Orgelimprovisationen unter dem Titel: "In Freud und Leid"

Dazu laden der Ev. Kirchenkreis Werra-Meißner herzlich ein.

Freitag, 07. Oktober - 17 Uhr, Ev. Kirche Niederdünzebach

Samstag, 08. Oktober - 17 Uhr, Ev. Kirche Schwebda

Samstag, 15. Oktober - 19 Uhr, Ev.-Luth. Dorfkirche Rehbach

Der Eintritt ist frei. Spenden werden gerne erbeten.

Lukas Kranz spielt Volkslieder, Choräle und Abendgesänge. Er spielt nicht nach Noten. Er improvisiert. Das macht jedes Konzert einzigartig, da keine Improvisation wiederholbar ist. Es sind vergängliche Momente! ... Zwölf Lieder – und die Zuhörer sind eingeladen, mitzusingen.

Die Kirchengemeinde Schwebda wird die Spenden gerne für ihr Projekt, einer neuen Heizung im Gemeindehaus, verwenden.

Die Dorfkirche Rehbach liegt in einem ehemaligen Dorf, heute ein Stadtteil im Südwesten von Leipzig. In Leipzig selber studiert Lukas Kranz das Lehramt für Musik und Deutsch.

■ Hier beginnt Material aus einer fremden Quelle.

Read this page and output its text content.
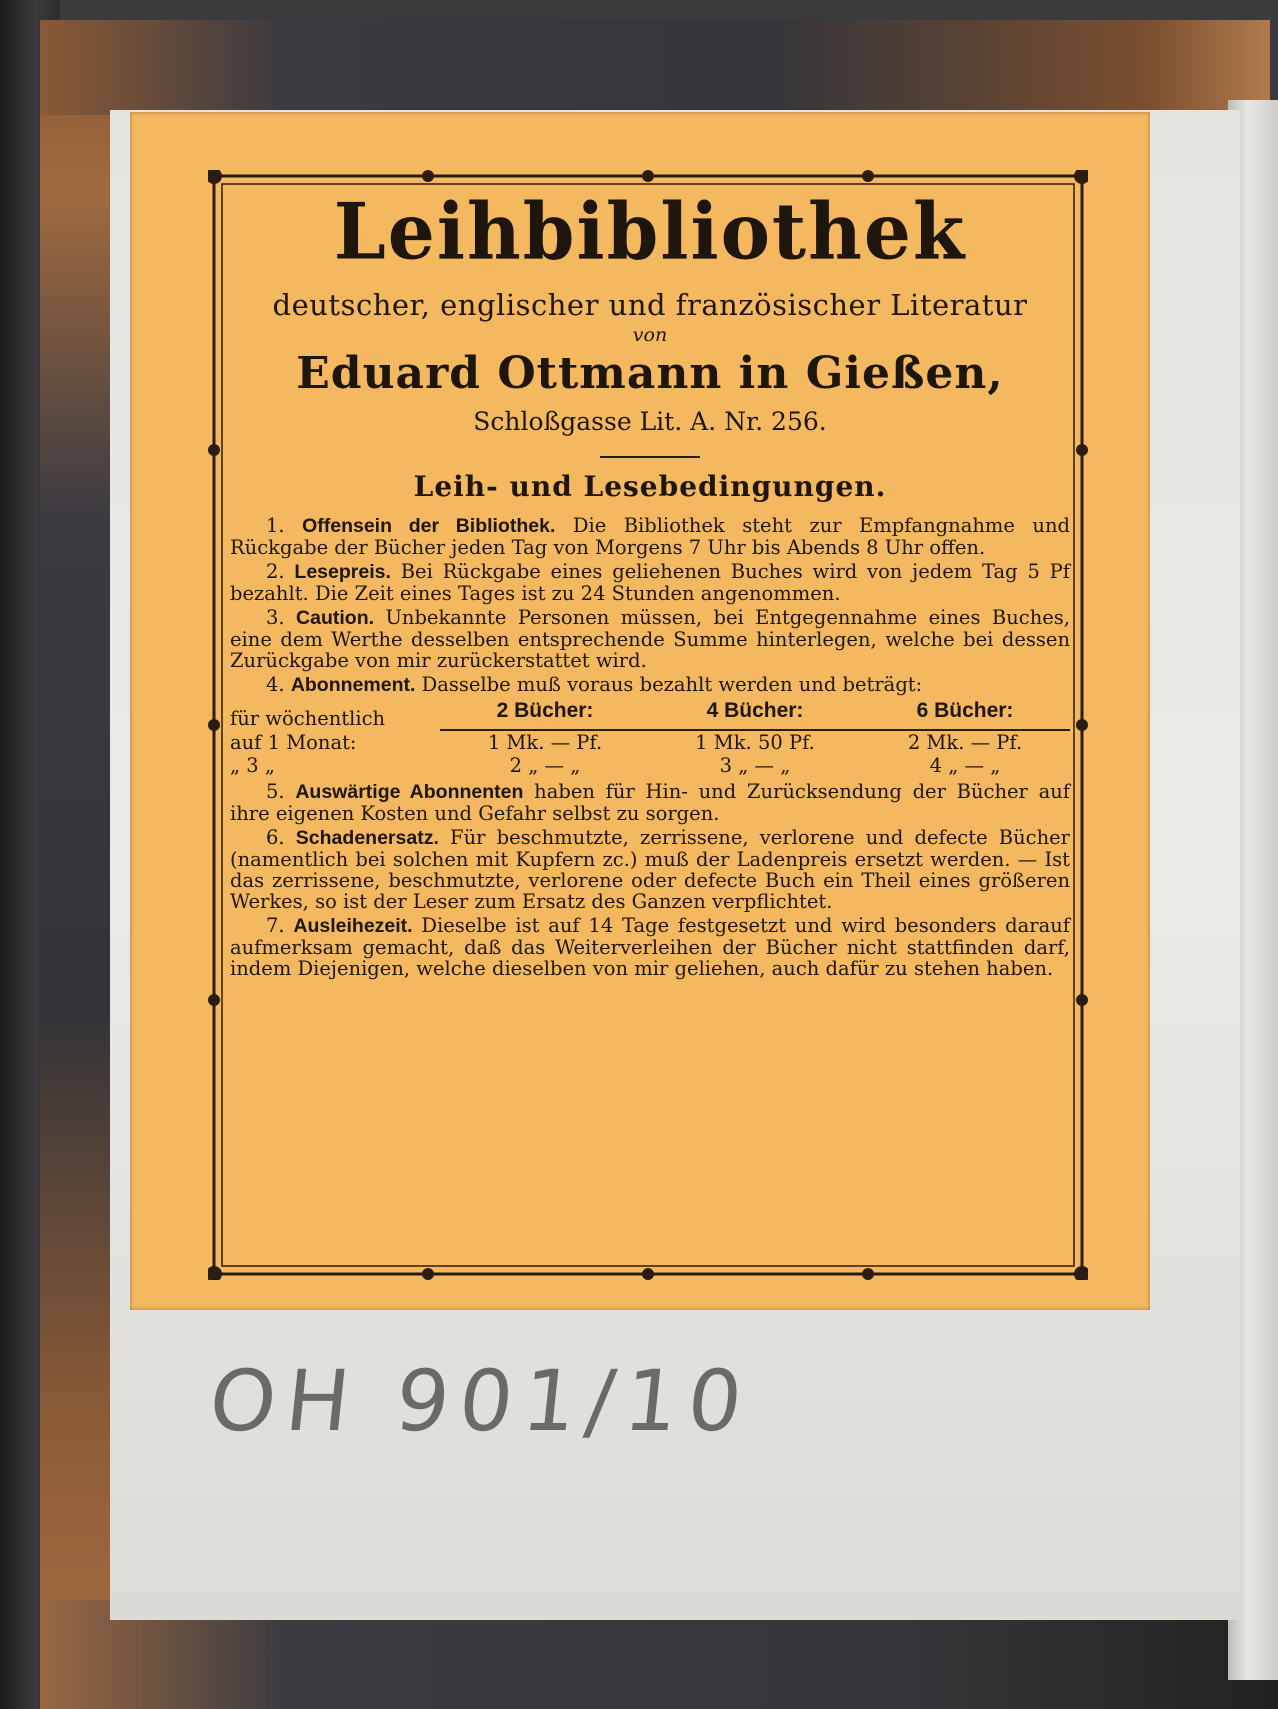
Leihbibliothek

deutscher, englischer und französischer Literatur

von

Eduard Ottmann in Gießen,

Schloßgasse Lit. A. Nr. 256.

Leih- und Lesebedingungen.

1. Offensein der Bibliothek. Die Bibliothek steht zur Empfangnahme und Rückgabe der Bücher jeden Tag von Morgens 7 Uhr bis Abends 8 Uhr offen.

2. Lesepreis. Bei Rückgabe eines geliehenen Buches wird von jedem Tag 5 Pf bezahlt. Die Zeit eines Tages ist zu 24 Stunden angenommen.

3. Caution. Unbekannte Personen müssen, bei Entgegennahme eines Buches, eine dem Werthe desselben entsprechende Summe hinterlegen, welche bei dessen Zurückgabe von mir zurückerstattet wird.

4. Abonnement. Dasselbe muß voraus bezahlt werden und beträgt:

für wöchentlich	2 Bücher:	4 Bücher:	6 Bücher:
auf 1 Monat:	1 Mk. — Pf.	1 Mk. 50 Pf.	2 Mk. — Pf.
„ 3 „	2 „ — „	3 „ — „	4 „ — „

5. Auswärtige Abonnenten haben für Hin- und Zurücksendung der Bücher auf ihre eigenen Kosten und Gefahr selbst zu sorgen.

6. Schadenersatz. Für beschmutzte, zerrissene, verlorene und defecte Bücher (namentlich bei solchen mit Kupfern zc.) muß der Ladenpreis ersetzt werden. — Ist das zerrissene, beschmutzte, verlorene oder defecte Buch ein Theil eines größeren Werkes, so ist der Leser zum Ersatz des Ganzen verpflichtet.

7. Ausleihezeit. Dieselbe ist auf 14 Tage festgesetzt und wird besonders darauf aufmerksam gemacht, daß das Weiterverleihen der Bücher nicht stattfinden darf, indem Diejenigen, welche dieselben von mir geliehen, auch dafür zu stehen haben.

OH 901/10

Erntedank im Kirchspiel Meinhard

Erntedankgottesdienst in Jestädt

18. September 2022

Gaben aus Feld, Wald und Flur. So war auch die Kirche zu diesem Erntedank-Gottesdienst in Jestädt wieder schön geschmückt. Marlene Gimpel und Wilhelm Heller haben alles zusammengetragen und arrangiert: Brot und Trauben, Getreide und Kartoffeln, Kürbis, Mais, Nüsse - oder Äpfel, Birnen, Pflaumen ... in einem Wagenrad, umgeben von Hopfen. DANKE HERR, für den immer noch reich gedeckten Tisch.

Ja - es ist ein Segen, den Tisch gedeckt zu wissen vor dem Hintergrund von Hunger und Krieg. Von

klimatischen Veränderungen. Energieknappheit. Steigenden Preisen. Da wird der Erntedank, der DANK für alle Gaben mehr als nur ein Geben und Nehmen - er wird zum ... Teilen. Danken und Teilen. Und wer beides von Herzen tun kann, der bekommt weit mehr, als er gibt.

Den Gottesdienst gestalteten u. a. die Konfirmand/innen Phil und Luisa, Franziska, Lasse, Deliah und Max - mit Gebet, Lesung und Glaubensbekenntnis. An der Orgel unsere Organistin Larissa Hergert. Die Gaben auf dem Tisch unter der Kanzel waren für die Eschweger-Tafel bestimmt. Und am Ende des Tages lag dreimal so viel auf dem Tisch ...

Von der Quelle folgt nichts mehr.